I have a variable-rate mortgage myself and many of my clients have chosen this route as well if they can qualify (it typically requires more income than a fixed rate mortgage because of the potential for higher payments). Fixed-rate mortgages typically have higher prepayment penalties than variable-rate mortgages, so a variable rate offers more flexibility if you decide to sell the property or pay it off before the end of your term. Over time, you will typically pay less in interest with a variable-rate loan, but some risk-adverse buyers prefer a fixed-rate loan because their mortgage costs remain fixed throughout their mortgage term.

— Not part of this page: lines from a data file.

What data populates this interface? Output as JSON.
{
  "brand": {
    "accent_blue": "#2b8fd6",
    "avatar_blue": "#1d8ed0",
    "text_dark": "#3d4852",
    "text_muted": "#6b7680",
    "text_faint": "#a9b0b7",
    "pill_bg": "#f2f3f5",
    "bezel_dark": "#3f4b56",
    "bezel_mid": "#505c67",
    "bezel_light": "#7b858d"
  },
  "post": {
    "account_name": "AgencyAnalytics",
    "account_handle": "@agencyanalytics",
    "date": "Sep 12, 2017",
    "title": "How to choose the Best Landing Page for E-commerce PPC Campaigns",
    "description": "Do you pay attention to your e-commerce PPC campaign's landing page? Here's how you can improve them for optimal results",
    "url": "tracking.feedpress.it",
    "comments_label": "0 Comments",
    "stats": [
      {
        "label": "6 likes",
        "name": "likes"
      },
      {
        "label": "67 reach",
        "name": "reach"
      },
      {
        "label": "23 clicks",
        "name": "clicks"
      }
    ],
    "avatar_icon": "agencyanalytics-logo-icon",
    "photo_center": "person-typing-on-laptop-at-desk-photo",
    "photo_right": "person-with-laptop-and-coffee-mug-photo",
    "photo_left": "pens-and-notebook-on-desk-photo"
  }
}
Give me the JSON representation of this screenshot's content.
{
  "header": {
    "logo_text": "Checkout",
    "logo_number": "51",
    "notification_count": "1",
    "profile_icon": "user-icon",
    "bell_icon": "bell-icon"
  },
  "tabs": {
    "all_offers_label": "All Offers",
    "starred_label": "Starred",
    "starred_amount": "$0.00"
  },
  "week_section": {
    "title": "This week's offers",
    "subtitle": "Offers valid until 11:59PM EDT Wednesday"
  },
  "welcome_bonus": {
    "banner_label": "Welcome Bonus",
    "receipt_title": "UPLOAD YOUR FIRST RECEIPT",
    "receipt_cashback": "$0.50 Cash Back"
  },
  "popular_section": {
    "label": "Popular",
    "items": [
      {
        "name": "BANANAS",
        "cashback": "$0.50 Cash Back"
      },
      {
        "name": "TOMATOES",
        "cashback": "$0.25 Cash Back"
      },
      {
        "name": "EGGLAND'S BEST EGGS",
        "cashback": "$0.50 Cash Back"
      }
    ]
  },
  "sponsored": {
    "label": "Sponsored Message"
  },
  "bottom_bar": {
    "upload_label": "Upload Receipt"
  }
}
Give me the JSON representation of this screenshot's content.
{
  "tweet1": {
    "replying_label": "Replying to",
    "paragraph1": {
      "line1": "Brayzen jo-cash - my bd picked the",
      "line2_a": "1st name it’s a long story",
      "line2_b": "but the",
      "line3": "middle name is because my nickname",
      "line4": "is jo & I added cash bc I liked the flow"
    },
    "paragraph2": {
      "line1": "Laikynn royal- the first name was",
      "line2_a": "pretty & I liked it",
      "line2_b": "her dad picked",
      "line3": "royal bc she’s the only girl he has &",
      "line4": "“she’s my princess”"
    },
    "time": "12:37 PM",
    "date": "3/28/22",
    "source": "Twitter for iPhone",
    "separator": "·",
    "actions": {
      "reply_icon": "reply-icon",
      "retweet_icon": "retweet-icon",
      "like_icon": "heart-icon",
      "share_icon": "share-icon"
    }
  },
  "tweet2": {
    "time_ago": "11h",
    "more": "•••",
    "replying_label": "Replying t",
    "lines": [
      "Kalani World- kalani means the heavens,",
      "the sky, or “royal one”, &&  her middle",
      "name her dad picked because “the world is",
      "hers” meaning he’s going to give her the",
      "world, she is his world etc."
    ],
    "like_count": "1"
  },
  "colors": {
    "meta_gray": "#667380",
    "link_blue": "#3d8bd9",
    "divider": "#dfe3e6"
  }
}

Here are a few other findings from CAAMP’s report:
- More than three quarters of mortgage borrowers (78 per cent) who renewed their mortgage in the last 12 months saw a reduction in their rate. I always recommend consulting a mortgage broker at renewal time to make sure you aren’t leaving money on the table. At the very least, ask your lender if they can beat the renewal rate offered.
- Most (85 per cent) of all Canadian homeowners have 25 per cent or more equity in their homes. (Those who put down less than 20 per cent need to pay for mortgage insurance at closing.)
- Eleven per cent of Canadian homeowners took equity out of their home in the past year, with one third of those homeowners reporting they used the money for debt consolidation or repayment (It’s definitely not a good idea to use your home as an ATM machine and keep taking out equity. However, credit card debt and other unsecured debt usually carry much higher interest rates, so if you’re disciplined and avoid future debt, this could save you on interest.) The average takeout amount was $58,000.
- Overall, the data show that the average mortgage interest rate in Canada is 3.24 per cent, but for those who purchased in 2014, the average is 2.89 per cent. Nobody has a crystal ball, but I could see mortgage rates gradually inching up or remaining stable in the near future.